On September 29, 2025, the US District Court for the District of Columbia dismissed a lawsuit brought by Texas farmers, multi-state environmental organizations, and Johnson County, Texas that alleged the United States Environmental Protection Agency’s (EPA or the Agency) failure to regulate polyfluoroalkyl substances (PFAS) in sewage sludge used as fertilizer (biosolids) violates federal law, leaving communities vulnerable to "forever chemicals" in agricultural products and water supplies. The case, Farmer v. EPA, was originally filed in 2024 after farmers claimed their property, livestock, and health were harmed when PFAS-laden biosolids from neighboring fields migrated onto their land. Plaintiffs sought declaratory and injunctive relief compelling EPA to identify specific PFAS in biosolids as pollutants and regulate them under the Clean Water Act (CWA) and Administrative Procedure Act (APA).
The Complaint
The plaintiffs alleged that EPA had shirked non-discretionary duties under the CWA by failing to identify 18 PFAS chemicals (Table 1 PFAS) as pollutants in its most recent biennial biosolids review and by failing to regulate 11 PFAS previously identified in earlier reports (Table 2 PFAS). Table 1 lists eighteen specific PFAS that plaintiffs allege EPA failed to identify in its most recent Biosolids Biennial Report No. 9, despite available scientific evidence showing their presence in concentrations that may affect public health or the environment due to their toxicity, persistence, concentration, mobility, or potential for exposure. Table 2 of the complaint lists PFAS that, according to the plaintiffs, EPA identified as present in sewage sludge as early as its 2012-2013 Biennial Review (No. 5), but for which EPA has also failed to promulgate required regulations despite sufficient evidence of risk. They argued that the Agency’s omissions violate the CWA’s requirement that EPA review sewage sludge regulations at least every two years “for the purpose of identifying additional toxic pollutants” and were arbitrary and capricious under the APA.
The Court’s Reasoning
The court rejected those arguments, emphasizing the distinction between EPA’s biennial duty to review existing biosolids regulations and any subsequent obligation to identify or regulate additional pollutants. The statutory language, the court held, imposes a clear duty only to perform the review itself, not to identify or regulate new contaminants. Because Congress did not set a “date-certain deadline” for regulation, plaintiffs could not invoke the CWA’s citizen-suit provision to compel EPA action.

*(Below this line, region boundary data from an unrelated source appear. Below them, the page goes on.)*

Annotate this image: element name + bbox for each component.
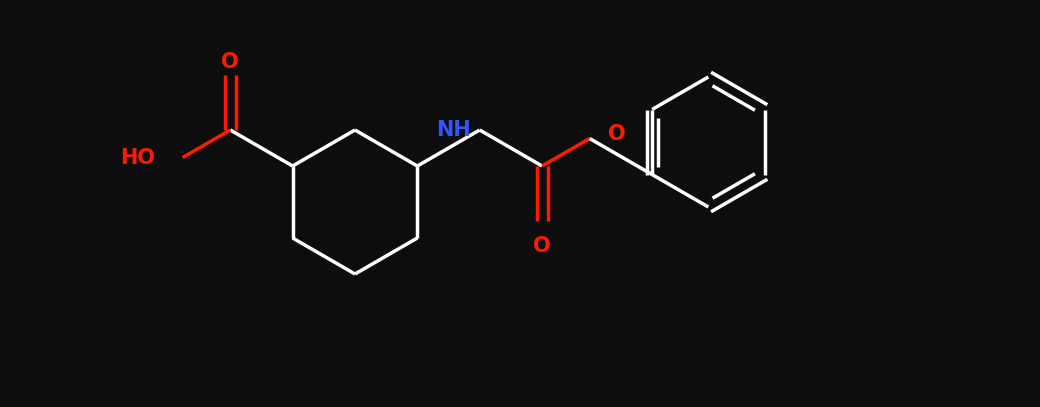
Text: O: O [534,236,551,256]
Text: O: O [607,123,625,144]
Text: HO: HO [120,147,155,168]
Text: NH: NH [436,120,471,140]
Text: O: O [222,52,239,72]
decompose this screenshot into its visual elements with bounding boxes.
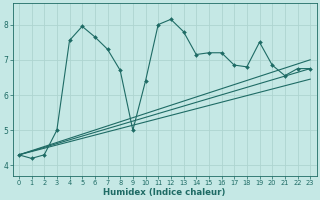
X-axis label: Humidex (Indice chaleur): Humidex (Indice chaleur) bbox=[103, 188, 226, 197]
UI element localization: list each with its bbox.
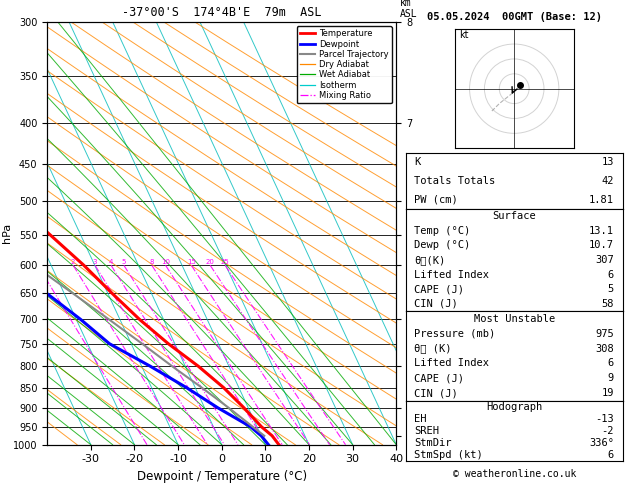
Text: CIN (J): CIN (J) <box>415 299 458 309</box>
Text: StmDir: StmDir <box>415 438 452 448</box>
Text: 307: 307 <box>595 255 614 265</box>
Title: -37°00'S  174°4B'E  79m  ASL: -37°00'S 174°4B'E 79m ASL <box>122 6 321 19</box>
Text: Temp (°C): Temp (°C) <box>415 226 470 236</box>
Y-axis label: hPa: hPa <box>1 223 11 243</box>
Text: Most Unstable: Most Unstable <box>474 313 555 324</box>
Text: SREH: SREH <box>415 426 440 436</box>
Text: 10: 10 <box>161 260 170 265</box>
Text: 5: 5 <box>121 260 126 265</box>
Text: 2: 2 <box>71 260 75 265</box>
Text: 6: 6 <box>608 450 614 460</box>
Text: CAPE (J): CAPE (J) <box>415 373 464 383</box>
Y-axis label: Mixing Ratio (g/kg): Mixing Ratio (g/kg) <box>430 187 439 279</box>
Text: 13.1: 13.1 <box>589 226 614 236</box>
Text: 308: 308 <box>595 344 614 353</box>
Text: 58: 58 <box>601 299 614 309</box>
Text: θᴄ(K): θᴄ(K) <box>415 255 445 265</box>
Text: K: K <box>415 157 421 167</box>
Text: Hodograph: Hodograph <box>486 402 542 412</box>
Text: Dewp (°C): Dewp (°C) <box>415 241 470 250</box>
Text: Pressure (mb): Pressure (mb) <box>415 329 496 339</box>
Text: 3: 3 <box>92 260 97 265</box>
Text: km
ASL: km ASL <box>399 0 417 19</box>
Text: 10.7: 10.7 <box>589 241 614 250</box>
Text: 19: 19 <box>601 388 614 399</box>
X-axis label: Dewpoint / Temperature (°C): Dewpoint / Temperature (°C) <box>136 470 307 483</box>
Text: 9: 9 <box>608 373 614 383</box>
Text: 20: 20 <box>206 260 214 265</box>
Text: -13: -13 <box>595 414 614 424</box>
Text: θᴄ (K): θᴄ (K) <box>415 344 452 353</box>
Text: kt: kt <box>459 30 469 40</box>
Text: Lifted Index: Lifted Index <box>415 359 489 368</box>
Text: StmSpd (kt): StmSpd (kt) <box>415 450 483 460</box>
Text: 6: 6 <box>608 359 614 368</box>
Text: 975: 975 <box>595 329 614 339</box>
Text: 05.05.2024  00GMT (Base: 12): 05.05.2024 00GMT (Base: 12) <box>427 12 602 22</box>
Text: 15: 15 <box>187 260 196 265</box>
Text: PW (cm): PW (cm) <box>415 195 458 205</box>
Text: 42: 42 <box>601 176 614 186</box>
Text: 13: 13 <box>601 157 614 167</box>
Text: CIN (J): CIN (J) <box>415 388 458 399</box>
Text: Surface: Surface <box>493 211 536 221</box>
Text: Totals Totals: Totals Totals <box>415 176 496 186</box>
Text: 5: 5 <box>608 284 614 294</box>
Text: Lifted Index: Lifted Index <box>415 270 489 279</box>
Text: 4: 4 <box>109 260 113 265</box>
Text: EH: EH <box>415 414 427 424</box>
Text: 336°: 336° <box>589 438 614 448</box>
Text: © weatheronline.co.uk: © weatheronline.co.uk <box>453 469 576 479</box>
Legend: Temperature, Dewpoint, Parcel Trajectory, Dry Adiabat, Wet Adiabat, Isotherm, Mi: Temperature, Dewpoint, Parcel Trajectory… <box>297 26 392 103</box>
Text: 8: 8 <box>150 260 154 265</box>
Text: 25: 25 <box>221 260 230 265</box>
Text: 1.81: 1.81 <box>589 195 614 205</box>
Text: CAPE (J): CAPE (J) <box>415 284 464 294</box>
Text: 6: 6 <box>608 270 614 279</box>
Text: -2: -2 <box>601 426 614 436</box>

With respect to the APA, the court determined that neither EPA’s biennial report nor the Agency’s failure to include certain PFAS in that report constituted “final Agency action.” The report, the court noted, is informational in nature, expressly disclaiming any binding effect on regulated entities. A decision not to list a pollutant in the report does not amount to a refusal to regulate and carries no independent legal consequences. Plaintiffs therefore failed to establish the kind of finality required for APA review. Ultimately, the court dismissed the CWA claims for lack of subject matter jurisdiction, the APA claims for failure to state a claim, and the plaintiffs’ “unreasonable delay” claims after plaintiffs themselves conceded dismissal was appropriate.
Broader Implications
EPA has identified PFAS in sewage sludge in past reviews but has not promulgated regulations specific to these substances and, in fact, has not identified new pollutants since 1993. While EPA has issued nine biennial biosolids reviews since 2005, identifying hundreds of chemicals, including 11 PFAS, it has not moved forward with new regulatory standards. The court’s ruling reinforces EPA’s discretion in the timing and scope of regulation, and also signals to stakeholders that meaningful legal challenges may only become viable after EPA denies a formal rulemaking petition.

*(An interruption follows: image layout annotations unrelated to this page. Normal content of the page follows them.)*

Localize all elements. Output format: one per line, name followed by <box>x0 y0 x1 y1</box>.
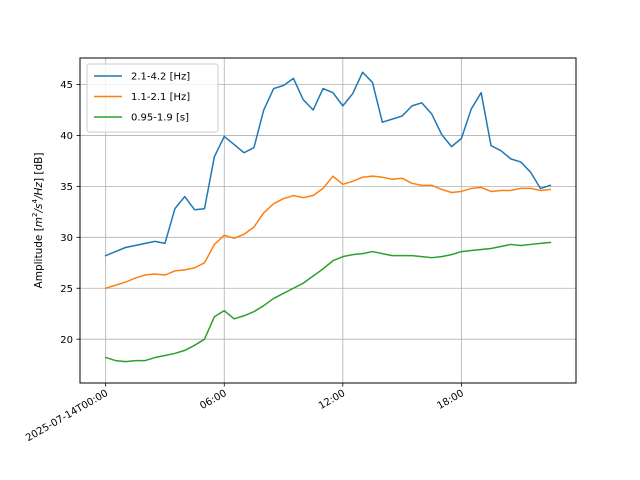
grid <box>80 58 576 383</box>
legend-label: 0.95-1.9 [s] <box>131 113 189 124</box>
legend-frame <box>86 63 219 133</box>
y-label-s-exp: 4 <box>31 198 39 203</box>
y-axis: 20 25 30 35 40 45 <box>60 80 80 346</box>
y-label-m: m <box>33 217 45 227</box>
legend-label: 2.1-4.2 [Hz] <box>131 72 190 83</box>
series-line-1 <box>104 71 552 257</box>
y-label-suffix: ] [dB] <box>33 153 45 183</box>
y-tick-label: 25 <box>60 284 73 295</box>
y-label-hz: /Hz <box>33 182 45 200</box>
y-tick-label: 35 <box>60 182 73 193</box>
y-label-s: s <box>33 203 45 209</box>
y-axis-label: Amplitude [m2/s4/Hz] [dB] <box>31 153 45 289</box>
series-layer <box>104 71 552 363</box>
y-label-slash: / <box>33 208 45 214</box>
y-tick-label: 20 <box>60 335 73 346</box>
series-line-3 <box>104 241 552 363</box>
plot-frame <box>79 57 577 384</box>
y-tick-label: 40 <box>60 131 73 142</box>
y-label-m-exp: 2 <box>31 213 39 217</box>
y-label-prefix: Amplitude [ <box>33 227 45 288</box>
legend: 2.1-4.2 [Hz] 1.1-2.1 [Hz] 0.95-1.9 [s] <box>86 63 219 133</box>
y-tick-label: 30 <box>60 233 73 244</box>
series-line-2 <box>104 175 552 290</box>
legend-label: 1.1-2.1 [Hz] <box>131 92 190 103</box>
y-tick-label: 45 <box>60 80 73 91</box>
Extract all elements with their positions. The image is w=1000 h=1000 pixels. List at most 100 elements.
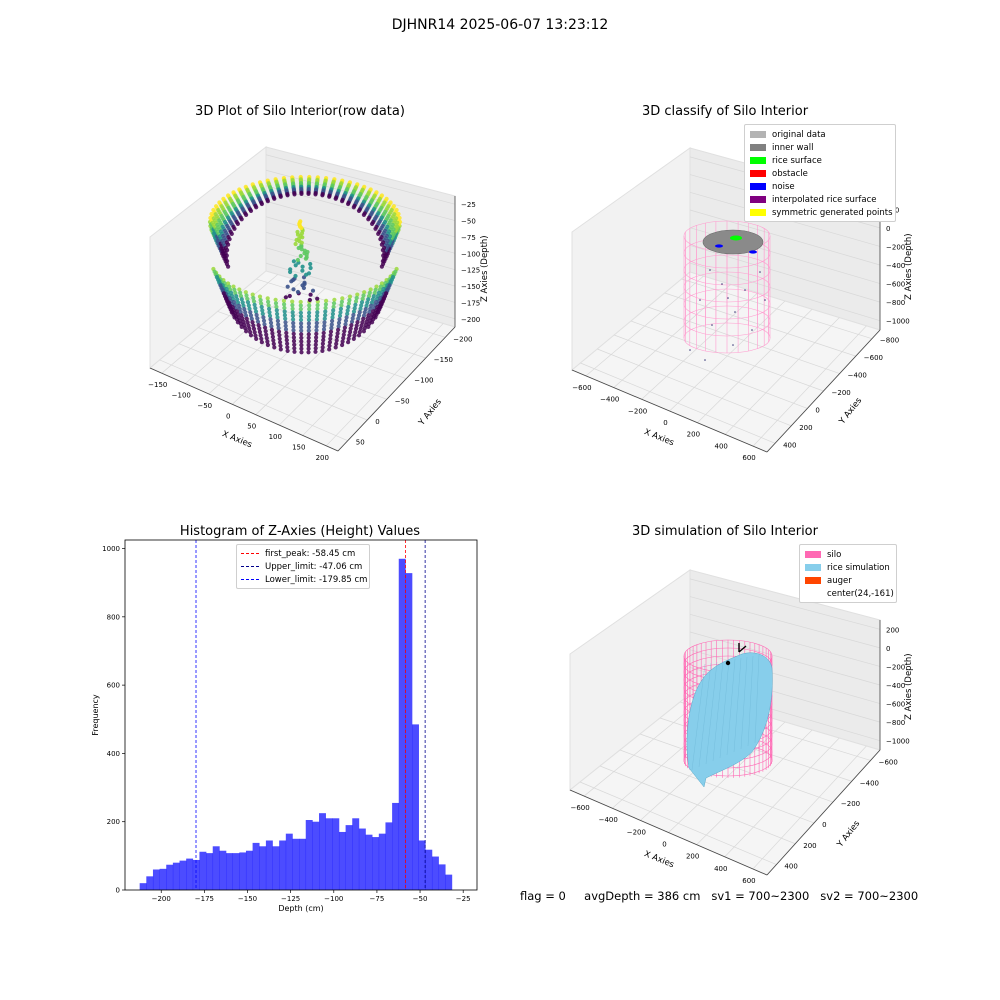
data-point [378,305,382,309]
histogram-bar [226,853,233,890]
legend-label: Upper_limit: -47.06 cm [265,562,362,572]
histogram-bar [199,852,206,890]
z-tick-label: 0 [886,645,890,653]
data-point [314,332,318,336]
data-point [259,301,263,305]
data-point [291,317,295,321]
histogram-bar [346,825,353,890]
histogram-bar [279,840,286,890]
data-point [260,340,264,344]
x-tick-label: −150 [238,895,257,903]
legend-swatch [750,196,766,203]
y-tick-label: −50 [395,397,410,405]
data-point [299,321,303,325]
data-point [380,243,384,247]
histogram-bar [319,813,326,890]
data-point [311,289,315,293]
data-point [265,336,269,340]
data-point [292,350,296,354]
y-tick-label: 200 [107,818,120,826]
noise-point [759,271,761,273]
data-point [346,305,350,309]
data-point [266,343,270,347]
histogram-bar [219,851,226,890]
y-tick-label: 200 [803,842,816,850]
data-point [314,339,318,343]
p1-zlabel: Z Axies (Depth) [480,235,490,302]
histogram-bar [166,865,173,890]
legend-line-sample [241,566,259,567]
histogram-bar [312,822,319,890]
data-point [277,333,281,337]
z-tick-label: −125 [461,267,480,275]
data-point [313,192,317,196]
histogram-bar [399,559,406,890]
data-point [362,329,366,333]
z-tick-label: −75 [461,234,476,242]
data-point [315,314,319,318]
data-point [381,254,385,258]
legend-entry: center(24,-161) [805,587,891,600]
y-tick-label: −600 [864,354,883,362]
x-tick-label: −50 [413,895,428,903]
z-tick-label: −800 [886,719,905,727]
histogram-bar [286,834,293,890]
data-point [292,192,296,196]
data-point [381,259,385,263]
data-point [292,335,296,339]
data-point [321,338,325,342]
z-tick-label: −600 [886,701,905,709]
data-point [298,219,302,223]
legend-label: auger [827,576,852,586]
histogram-bar [306,820,313,890]
data-point [291,307,295,311]
data-point [266,199,270,203]
histogram-bar [372,837,379,890]
y-tick-label: −200 [841,800,860,808]
data-point [244,213,248,217]
z-tick-label: −400 [886,682,905,690]
legend-swatch [750,131,766,138]
p3-ylabel: Frequency [91,694,100,736]
x-tick-label: −400 [599,816,618,824]
legend-entry: inner wall [750,141,890,154]
histogram-bar [412,724,419,890]
data-point [307,343,311,347]
data-point [225,259,229,263]
data-point [323,317,327,321]
y-tick-label: −600 [879,758,898,766]
data-point [307,318,311,322]
data-point [230,310,234,314]
x-tick-label: −25 [456,895,471,903]
histogram-bar [385,822,392,890]
noise-point [711,324,713,326]
data-point [307,304,311,308]
x-tick-label: −200 [628,407,647,415]
z-tick-label: −400 [886,262,905,270]
legend-entry: noise [750,180,890,193]
data-point [295,230,299,234]
status-sv1: sv1 = 700~2300 [711,889,809,903]
data-point [315,321,319,325]
data-point [249,333,253,337]
data-point [299,336,303,340]
legend-swatch [805,564,821,571]
legend-label: interpolated rice surface [772,195,877,205]
histogram-bar [213,846,220,890]
data-point [370,320,374,324]
data-point [299,332,303,336]
data-point [314,335,318,339]
data-point [322,327,326,331]
data-point [301,265,305,269]
y-tick-label: 600 [107,682,120,690]
legend-swatch [750,157,766,164]
data-point [327,344,331,348]
data-point [302,281,306,285]
data-point [307,332,311,336]
noise-point [751,329,753,331]
data-point [376,310,380,314]
z-tick-label: −25 [461,201,476,209]
data-point [299,254,303,258]
legend-entry: original data [750,128,890,141]
x-tick-label: −125 [281,895,300,903]
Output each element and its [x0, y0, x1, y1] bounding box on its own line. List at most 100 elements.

The dismissal also leaves in place a regulatory gap concerning PFAS in biosolids, which some states have recently moved to close. Maine and Connecticut have banned the land application of biosolids, while Maryland, Massachusetts, Michigan, New York, Wisconsin, Colorado, Minnesota, New Hampshire, and Vermont have promulgated regulations that require sampling of biosolids and/or establish specific PFAS limits for land application.
Conclusion
The decision provides clarity for regulated entities that courts will not compel EPA to accelerate PFAS regulation through litigation premised on the biennial review requirement. The ruling does not, however, insulate the Agency from future challenges, particularly if it denies or delays petitions seeking new biosolids regulations. Moreover, EPA’s draft biosolids risk assessment, issued by the Biden Administration on January 14, demonstrated risks exceeding EPA’s acceptable thresholds for every human exposure pathway. If the draft risk assessment is finalized, which is certainly not guaranteed because of numerous criticisms concerning the draft’s modeling assumptions, it may require regulatory action. That, however, could be years away. For industries involved in biosolids management, agriculture, and wastewater treatment, the case highlights both the complexity of PFAS regulation and the importance of monitoring evolving state-level initiatives, as state biosolids regulation is likely to be driven by states for the foreseeable future.